Summary

Bepaling van de lipid raft van afscherming van fluorescent-gelabelde probes in levende cellen met behulp van fluorescentie Correlatie Spectroscopie (FCS)

Published: April 06, 2012
doi:

Summary

Een techniek om de lipid raft verdeling van fluorescerende eiwitten in de plasmamembraan van levende cellen sonde wordt beschreven. Het maakt gebruik van de verschillen in verspreiding tijden van eiwitten die gelegen zijn binnen of buiten van lipide rafts. Overname kan dynamisch worden uitgevoerd in controle omstandigheden of na drugsverslaving.

Abstract

In de afgelopen vijftien jaar het idee dat de celmembranen niet homogeen zijn en vertrouwen op microdomeinen om hun taken uit te oefenen is op grote schaal geaccepteerd. Lipid rafts zijn membraan microdomeinen verrijkt in cholesterol en sfingolipiden. Ze spelen een rol in de cellulaire fysiologische processen, zoals het signaleren, en de handel 1,2, maar wordt ook gedacht dat de belangrijkste spelers in een aantal ziekten, waaronder virale of bacteriële infecties en neurodegeneratieve ziekten 3.

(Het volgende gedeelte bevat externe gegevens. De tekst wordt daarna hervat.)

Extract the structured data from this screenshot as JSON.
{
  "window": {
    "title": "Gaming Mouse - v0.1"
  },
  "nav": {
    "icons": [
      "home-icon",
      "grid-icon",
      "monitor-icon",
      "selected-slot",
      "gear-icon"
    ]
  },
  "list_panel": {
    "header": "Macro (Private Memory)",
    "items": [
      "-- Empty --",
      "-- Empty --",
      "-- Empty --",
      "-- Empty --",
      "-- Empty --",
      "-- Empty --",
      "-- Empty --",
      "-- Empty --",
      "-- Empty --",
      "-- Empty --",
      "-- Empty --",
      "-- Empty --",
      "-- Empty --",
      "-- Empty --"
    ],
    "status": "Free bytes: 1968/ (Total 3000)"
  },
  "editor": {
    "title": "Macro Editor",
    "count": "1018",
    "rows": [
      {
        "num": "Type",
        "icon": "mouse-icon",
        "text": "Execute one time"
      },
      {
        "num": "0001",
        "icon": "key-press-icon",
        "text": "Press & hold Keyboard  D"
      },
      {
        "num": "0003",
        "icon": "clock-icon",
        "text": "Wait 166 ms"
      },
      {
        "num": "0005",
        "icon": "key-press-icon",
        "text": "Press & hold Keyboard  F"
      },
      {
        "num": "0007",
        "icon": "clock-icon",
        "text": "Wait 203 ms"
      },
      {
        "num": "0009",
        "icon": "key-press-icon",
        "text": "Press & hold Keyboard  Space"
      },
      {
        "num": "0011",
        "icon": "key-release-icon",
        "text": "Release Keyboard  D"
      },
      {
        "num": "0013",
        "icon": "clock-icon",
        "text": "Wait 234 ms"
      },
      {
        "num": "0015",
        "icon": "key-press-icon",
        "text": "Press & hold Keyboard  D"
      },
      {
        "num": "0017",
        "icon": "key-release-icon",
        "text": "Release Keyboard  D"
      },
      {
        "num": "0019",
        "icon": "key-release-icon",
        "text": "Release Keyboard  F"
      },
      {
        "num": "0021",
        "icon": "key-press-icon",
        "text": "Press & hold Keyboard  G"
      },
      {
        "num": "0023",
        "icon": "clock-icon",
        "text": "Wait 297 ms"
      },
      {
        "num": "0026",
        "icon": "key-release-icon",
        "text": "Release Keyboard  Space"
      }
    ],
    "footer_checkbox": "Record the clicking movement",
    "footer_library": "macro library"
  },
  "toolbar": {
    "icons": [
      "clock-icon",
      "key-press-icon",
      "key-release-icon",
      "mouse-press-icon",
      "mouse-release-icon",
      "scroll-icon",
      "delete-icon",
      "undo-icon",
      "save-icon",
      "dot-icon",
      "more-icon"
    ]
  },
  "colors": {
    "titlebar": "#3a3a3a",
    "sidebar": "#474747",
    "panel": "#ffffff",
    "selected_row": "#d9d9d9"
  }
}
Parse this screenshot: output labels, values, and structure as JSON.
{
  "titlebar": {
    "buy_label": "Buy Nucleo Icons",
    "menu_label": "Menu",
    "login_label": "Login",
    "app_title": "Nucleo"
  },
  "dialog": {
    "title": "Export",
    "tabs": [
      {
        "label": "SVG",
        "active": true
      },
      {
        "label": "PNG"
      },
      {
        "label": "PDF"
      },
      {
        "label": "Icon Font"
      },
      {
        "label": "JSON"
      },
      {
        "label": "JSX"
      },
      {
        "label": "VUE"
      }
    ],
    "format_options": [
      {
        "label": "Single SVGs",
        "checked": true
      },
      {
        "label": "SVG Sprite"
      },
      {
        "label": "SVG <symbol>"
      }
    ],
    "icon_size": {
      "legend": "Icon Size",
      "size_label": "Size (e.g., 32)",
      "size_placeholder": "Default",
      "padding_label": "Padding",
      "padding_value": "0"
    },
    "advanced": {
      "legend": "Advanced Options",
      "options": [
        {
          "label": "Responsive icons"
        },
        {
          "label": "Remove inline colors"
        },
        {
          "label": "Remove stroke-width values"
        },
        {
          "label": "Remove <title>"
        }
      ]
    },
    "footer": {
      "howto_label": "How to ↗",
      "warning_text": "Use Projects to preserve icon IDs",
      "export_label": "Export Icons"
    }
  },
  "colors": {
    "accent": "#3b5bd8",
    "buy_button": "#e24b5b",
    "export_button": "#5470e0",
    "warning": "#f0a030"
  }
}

Maar hun bestaan ​​is nog steeds onderwerp van controverse 4,5. Inderdaad, lipid raft grootte van naar schatting rond de 20 nm 6 te zijn, ver onder de resolutie limiet van conventionele microscopie (ongeveer 200 nm), waardoor zich verzet tegen hun directe beeldvorming. Tot nu toe de belangrijkste technieken gebruikt om de verdeling van eiwitten van belang in lipid rafts te beoordelen waren reinigingsmiddelenbestendige Membranen (DRM's) isolatie en co-patching met antilichamen. Hoewel gebruikte becahet gebruik van hun vrij makkelijk de uitvoering, deze technieken waren gevoelig voor artefacten en dus kritiek op 7,8. Technische verbeteringen waren daarom noodzakelijk om deze artefacten te overwinnen en om te kunnen lipid rafts partitie sonde in levende cellen.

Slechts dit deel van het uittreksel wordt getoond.